Just my experience: I had a rough time with ProseMirror trying to use it before it was released. It didn't use modern JS modules for a long time, the source code was a mess as far as I could tell, and JavaScript variable errors would surface with every version.
Maybe the author has overcome these issues, but I'd be inclined to go with a different editor. Also, ProseMirror's architecture is extremely close to DraftJS, which I've had much fewer issues with.
We used ProseMirror in the past few months to build a rich text collaborative editor. We were able to get started and get a collaborative editor up and running in ~1 hour. This was a big deal for us, we'd tried to implement a good collab editing experience multiple times and each time we felt like the editor was the sticking point in creating a good experience. ProseMirror treats collab editing as a first class use case and makes it really easy.
We then spent 2-3 weeks getting all of the formatting, tooltips and key mappings to handle some basic formatting (bold, italics, underline, bullet lists, numbers). Eventually, once there are more examples on the web of more complex formatting for the community I think it will become much easier to use.
It's the first editor I've used that felt like it made sense at a conceptual level but implementing "simple features" can feel very hard at times. I don't think that's a knock on the library though. There's a lot to learn and understand and it just took us a lot of time to get it all.
This was my experience as well, quick to pick up but harder to master with more complex specs and commands even if seemingly simple. Understanding the concepts and the design patterns used in the examples goes a long way, it is a powerful framework.
Yeah thanks for dropping some deeply outdated impressions in here. (Also not even fair—the code was never a mess and at the time it wasn't clear how ES modules would be used so using CommonJS was a completely reasonable choice.)
Just wanted to offer some feedback. Prosemirror's docs are woefully incomplete. The way controls are added is extremely confusing. Why do we need some node module called "prose-mirror-example-setup" ?
I know I'd personally prefer being able to add all the markup and style for the editor, and then just use prosemirror underneath the hood for state management.
Another thing that I found quite difficult, was programmatically inserting images at the cursor.
Finally, storing state as markdown has turned out to be a nightmare. Not really your fault, but perhaps something you should be aware of.
I agree the docs are obtuse, and implementing features is hard, but document state is not saved as markdown. The whole point of PM is to separate content from prsentation.
Impressions matter, no matter how outdated they are.
I also don't think the concept of fairness applies since I'm accounting the details of my personal experience and the conclusions I personally drew from it. Some of those are subjective (code quality) while others are purely objective (I got a lot of errors). What I infer from that may be entirely different from what you do, but that does not make your characterization of things more fair than mine.

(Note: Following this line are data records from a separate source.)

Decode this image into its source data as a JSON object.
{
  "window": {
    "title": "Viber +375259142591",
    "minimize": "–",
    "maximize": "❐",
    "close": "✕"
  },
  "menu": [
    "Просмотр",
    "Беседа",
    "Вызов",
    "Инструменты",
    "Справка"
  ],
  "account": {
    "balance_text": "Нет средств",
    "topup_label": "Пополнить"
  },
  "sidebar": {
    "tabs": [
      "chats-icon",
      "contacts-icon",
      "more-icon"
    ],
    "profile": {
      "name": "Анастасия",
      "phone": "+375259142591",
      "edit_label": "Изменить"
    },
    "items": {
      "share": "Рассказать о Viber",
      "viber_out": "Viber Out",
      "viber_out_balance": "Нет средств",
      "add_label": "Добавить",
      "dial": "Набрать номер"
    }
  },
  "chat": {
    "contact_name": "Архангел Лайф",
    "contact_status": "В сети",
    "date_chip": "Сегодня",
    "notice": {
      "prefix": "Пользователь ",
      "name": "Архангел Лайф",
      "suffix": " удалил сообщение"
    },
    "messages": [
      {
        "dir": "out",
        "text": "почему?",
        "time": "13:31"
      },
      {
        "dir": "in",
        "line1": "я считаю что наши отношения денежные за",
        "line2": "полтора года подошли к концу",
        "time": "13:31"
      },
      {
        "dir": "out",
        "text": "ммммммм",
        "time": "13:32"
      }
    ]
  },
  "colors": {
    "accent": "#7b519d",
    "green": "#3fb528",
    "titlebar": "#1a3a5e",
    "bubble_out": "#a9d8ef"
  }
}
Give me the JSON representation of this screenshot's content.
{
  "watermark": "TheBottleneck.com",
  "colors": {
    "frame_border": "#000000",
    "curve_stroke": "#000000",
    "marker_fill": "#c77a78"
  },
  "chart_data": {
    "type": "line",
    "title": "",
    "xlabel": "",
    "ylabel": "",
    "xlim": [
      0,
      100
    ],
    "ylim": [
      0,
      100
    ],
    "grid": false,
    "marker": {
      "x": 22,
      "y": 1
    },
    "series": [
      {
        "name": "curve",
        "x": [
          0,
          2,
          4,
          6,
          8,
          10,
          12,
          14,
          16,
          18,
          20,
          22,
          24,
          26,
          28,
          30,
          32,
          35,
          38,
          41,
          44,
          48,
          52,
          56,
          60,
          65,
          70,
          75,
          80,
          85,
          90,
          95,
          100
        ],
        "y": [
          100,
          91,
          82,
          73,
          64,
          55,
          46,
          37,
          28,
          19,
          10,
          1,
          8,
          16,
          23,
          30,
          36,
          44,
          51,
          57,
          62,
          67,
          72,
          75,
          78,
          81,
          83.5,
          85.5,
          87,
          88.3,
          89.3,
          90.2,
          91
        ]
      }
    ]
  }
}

Does a review of Windows 3.1 give you any idea at all of how applicable Windows 10 would be to solving a given problem? At best, you’ve stated a bunch of nonsense for people to filter out once they eventually realise you’re talking about a version which bears little similarity to the current state of things.
Maybe the author has overcome these issues, but I'd be inclined to go with a different editor. Also, ProseMirror's architecture is extremely close to DraftJS, which I've had much fewer issues with.